- The poster
- Directed by: Cheng Ding An
- Written by: Cheng Ding An Dennis Chew
- Produced by: Tay Hoo Wee
- Starring: Dennis Chew Gan Mei Yan Eunice Olsen Rei Poh Samuel Chong Sheena Chan
- Cinematography: Lim Beng Huat
- Edited by: WideScreen Media
- Music by: Ken Chong
- Distributed by: Shaw Organisation
- Release date: 17 May 2012;
- Country: Singapore
- Language: Mandarin
- Budget: $1 Million
- Box office: $800 Thousand

= Ghost on Air =

2012 Singaporean supernatural film

Ghost on Air is a 2012 Singaporean horror film directed by Cheng Ding An and starred Y.E.S. 93.3FM deejay Dennis Chew. The film is released island-wide in Singapore on 17 May 2012 and released in Malaysia in June 2012.

==Plot==
Ping Xiao is a popular radio DJ who had been nominated for the "Most Popular Male DJ" award nine times, winning two of them, and is expected to win the tenth nomination. However, when Ping Xiao is caught in a scandal in which he harasses a female patron of a bar while drunk, thinking that she is his deceased horror novelist girlfriend, Jia Li, he is demoted by his boss to host the late-night show, the "Ghost on Air", to save face, while his post is temporarily replaced by a young female host, Pauline. Thinking that Pauline is plotting to deny him his award, he acts cold to her, though she is genuinely worried for his deteriorating condition. As the host of the late-night show, Ping Xiao's job is to tell ghost stories to his audience, most of which he samples from those gathered by Jia Li. Jia Li had left several video detailing her researches to Ping Xiao before her sudden death a month later.

Throughout his experiences, Ping Xiao becomes haunted by the ghosts of the stories, which turn out to be real. One of the stories recounts the life of Jia Li's friend, Ya Ru, who disappeared for six months before suddenly returning, only to reveal that she is pregnant. She aborted the fetus, but felt that her unborn child is haunting her for aborting him. Ya Ru later committed suicide. Through Jia Li's mother, Ping Xiao visits Shophouse 14 boarding house, where a middle school student, Ai Xi, had committed suicide. After several nights, Ping Xiao discovers that the mean landlady, Mang Pao, has been hiding her son, Ya Nan, who had assaulted Ai Xi. He reports this to the authorities and recovers his status, ultimately winning the DJ award. The hauntings of the boarding house, though, has made him cold and distant.

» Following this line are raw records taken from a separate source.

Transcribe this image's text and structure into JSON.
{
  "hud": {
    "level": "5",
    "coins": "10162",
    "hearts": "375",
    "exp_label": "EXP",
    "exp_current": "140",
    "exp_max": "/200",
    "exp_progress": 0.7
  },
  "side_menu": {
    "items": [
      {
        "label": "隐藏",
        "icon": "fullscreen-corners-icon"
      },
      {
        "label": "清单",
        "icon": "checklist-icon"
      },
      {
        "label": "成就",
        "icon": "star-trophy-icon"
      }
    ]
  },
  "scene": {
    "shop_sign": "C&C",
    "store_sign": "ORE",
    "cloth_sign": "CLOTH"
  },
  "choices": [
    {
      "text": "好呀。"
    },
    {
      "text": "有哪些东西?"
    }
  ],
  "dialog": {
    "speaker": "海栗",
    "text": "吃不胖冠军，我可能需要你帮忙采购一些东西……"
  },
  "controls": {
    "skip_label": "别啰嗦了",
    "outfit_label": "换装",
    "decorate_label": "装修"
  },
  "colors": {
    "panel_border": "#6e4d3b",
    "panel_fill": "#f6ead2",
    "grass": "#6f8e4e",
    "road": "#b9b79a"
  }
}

After returning from the award celebration, Ping Xiao views the last video recorded by Jia Li, in which she, having returned from doing research in Shophouse 14, became terrified of the hauntings that she experienced, culminating in her death. Ping Xiao turns back and screams when he sees all the ghosts of the stories menacing him, suggesting that he will share Jia Li's fate.

==Cast==
- Dennis Chew as Ping Xiao, a popular radio personality who has fallen from grace after a public scandal
- Gan Mei Yan as Jia Li, Ping Xiao's late girlfriend
- Samuel Chong as Albert, Ping Xiao's superior
- Eunice Olsen as Pauline, rival radio DJ to Ping Xiao
- Zhu Xiufeng as Mang Po, owner of Shophouse 14
- Rei Poh as Ya Nan, son of Mang Po
- Sheena Chan as Ya Ru, Jia Li's best friend
- William Lawandi as Guo Ming, fellow DJ
- Clarissa Kok as Nana, fellow DJ
- Lee Shan Hui as Ai Xi, a 14-year-old deceased schoolgirl

==Reception==
Moviexclusive said of the film, "In all, Ghost On Air, due to its inexperienced cast and crew, is certainly not on par with the standard of a locally produced movie."